Dashiki Dialogues: When the only thing common is difference

2014-01-06 10:00

A long drive across the land of my birth is how me and mine ended the previous year and ushered in the new one. Contemplating the changes and variety that define the land’s topography can provide a rich meditative effect.

Charting through our eastern coastline, standing at our country’s southernmost corner or trudging through the Karoo has a way of sharpening one’s sense of home.

The many different faces, some wind and dust bitten in the unforgiving heat of the Karoo, others plump and round or slender and elongated with the supple texture of seaside living, all shaped from the diverse gene pools from which we all issue.

The multiple tongues with which we say “hello”, “dumela” or “sawubona” is one of the many ways of understanding how wide we can stretch the phrase “my people”.

I was silently searching for “my people” when we randomly crossed the path of an open-faced old lady at a tourist attraction where the majority of travellers were overseas visitors.

Familiar faces and voices or tongues had been few and far between.
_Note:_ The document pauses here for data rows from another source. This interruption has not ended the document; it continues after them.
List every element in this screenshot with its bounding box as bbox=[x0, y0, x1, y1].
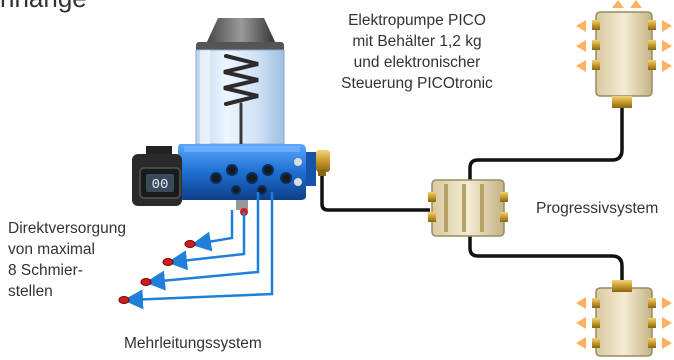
direct-label-line: Direktversorgung bbox=[8, 220, 127, 237]
direct-supply-label: Direktversorgung von maximal 8 Schmier- … bbox=[8, 218, 126, 302]
arrow-icon bbox=[576, 297, 672, 349]
pump-label-line: mit Behälter 1,2 kg bbox=[352, 33, 482, 50]
direct-label-line: stellen bbox=[8, 283, 53, 300]
upper-distributor bbox=[592, 11, 656, 108]
lower-distributor bbox=[592, 280, 656, 357]
direct-label-line: von maximal bbox=[8, 241, 95, 258]
multiline-system-label: Mehrleitungssystem bbox=[124, 335, 262, 352]
display-icon: 00 bbox=[152, 177, 169, 193]
control-unit bbox=[132, 146, 182, 206]
pump-label: Elektropumpe PICO mit Behälter 1,2 kg un… bbox=[312, 10, 522, 94]
grease-point-icon bbox=[118, 240, 196, 304]
pump-body bbox=[178, 144, 316, 200]
pump-fitting bbox=[316, 150, 330, 176]
progressive-system-label: Progressivsystem bbox=[536, 200, 659, 217]
pump-label-line: und elektronischer bbox=[353, 54, 481, 71]
multiline-lines bbox=[123, 192, 274, 310]
direct-label-line: 8 Schmier- bbox=[8, 262, 83, 279]
pump-outlets bbox=[210, 164, 292, 195]
pump-label-line: Elektropumpe PICO bbox=[348, 12, 486, 29]
spring-icon bbox=[223, 54, 259, 148]
pump-label-line: Steuerung PICOtronic bbox=[341, 75, 493, 92]
reservoir-cap bbox=[196, 18, 284, 52]
central-distributor bbox=[428, 179, 508, 237]
header-title-fragment: nhänge bbox=[0, 0, 87, 11]
arrow-icon bbox=[576, 0, 672, 72]
progressive-pipes bbox=[320, 108, 624, 286]
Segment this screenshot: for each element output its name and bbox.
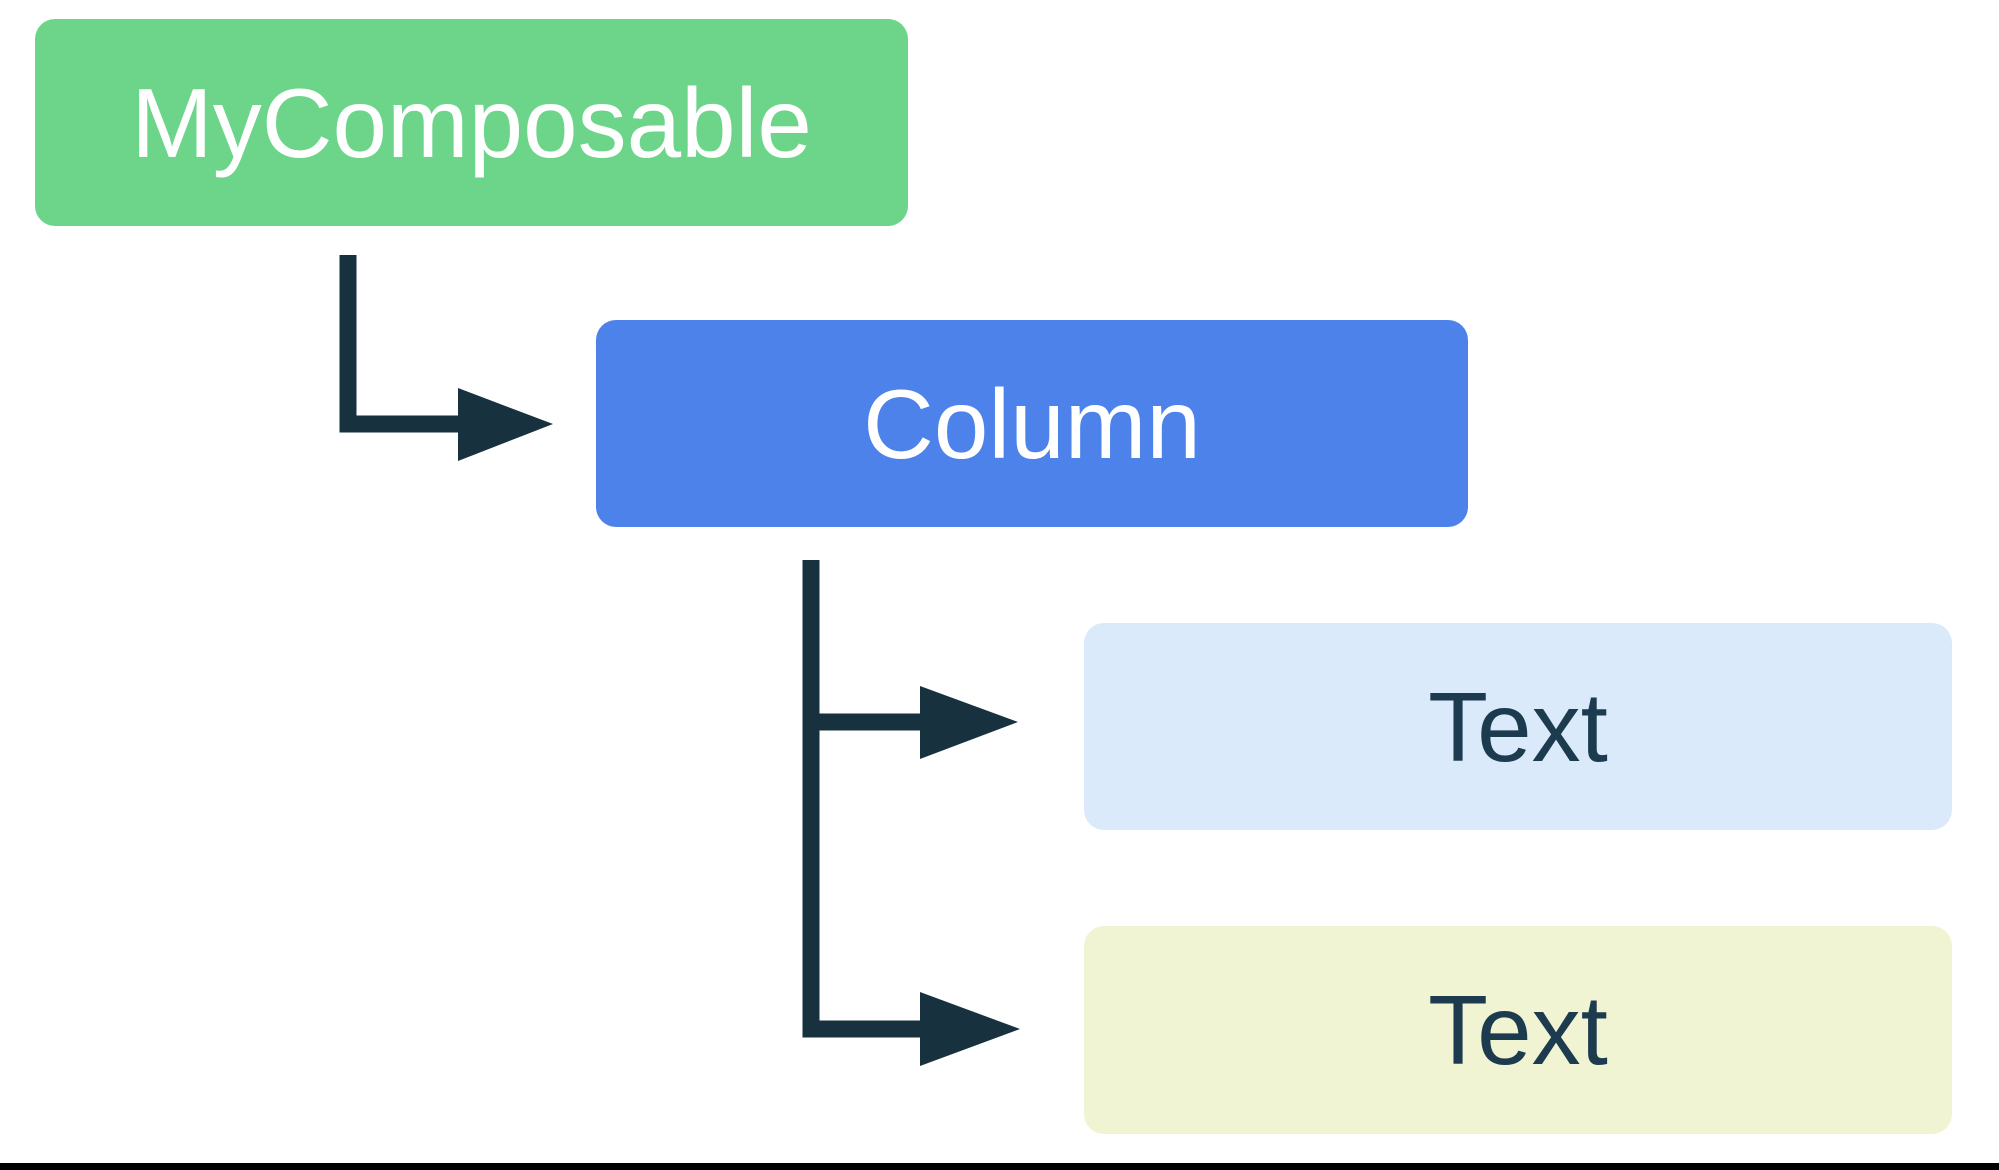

Drowned in this deluge of camera-clutching foreigners, it’s easy to feel at sea in one’s own home.

This is why even though we did not know each other, we both found great solace in the discovery that we shared a language, a tongue, a way of naming the world and a way of making sense of existence.

This discovery shaped what would be the defining question of my holiday travels: why do we end up being the only black people in the many restaurants or game parks when we visit places like Knysna, Plettenberg Bay or the Cape winelands? Where do darkies go for fun?

I wondered if the absence of dark-skinned people in some of these places is the result of many years of exclusion, which has socialised us away from certain spaces.

Is it for the same reasons we never see white people during national commemorations of the New South Africa at the Union Buildings?

It was difficult to swallow the fact that I have more in common with the workers, security guards and rangers than with fellow diners and tourists 20 years into democracy.

We should all be clear that when we invoke that sacred injunction of the people: “Maibuye iAfrika!” (which loosely translates as “Africa must return”), we include not just Soweto, Soshanguve or Seshego. We also mean Somerset West, Sandton and Saulsville.

Here I’m even reminded of a favourite line of some of Tshwane’s Azapo activists: “Waterkloof is also part of Azania.”

The threads that fashion our dashikis must engage in a dialogue with that land in its entirety to give us an authentic picture of ourselves.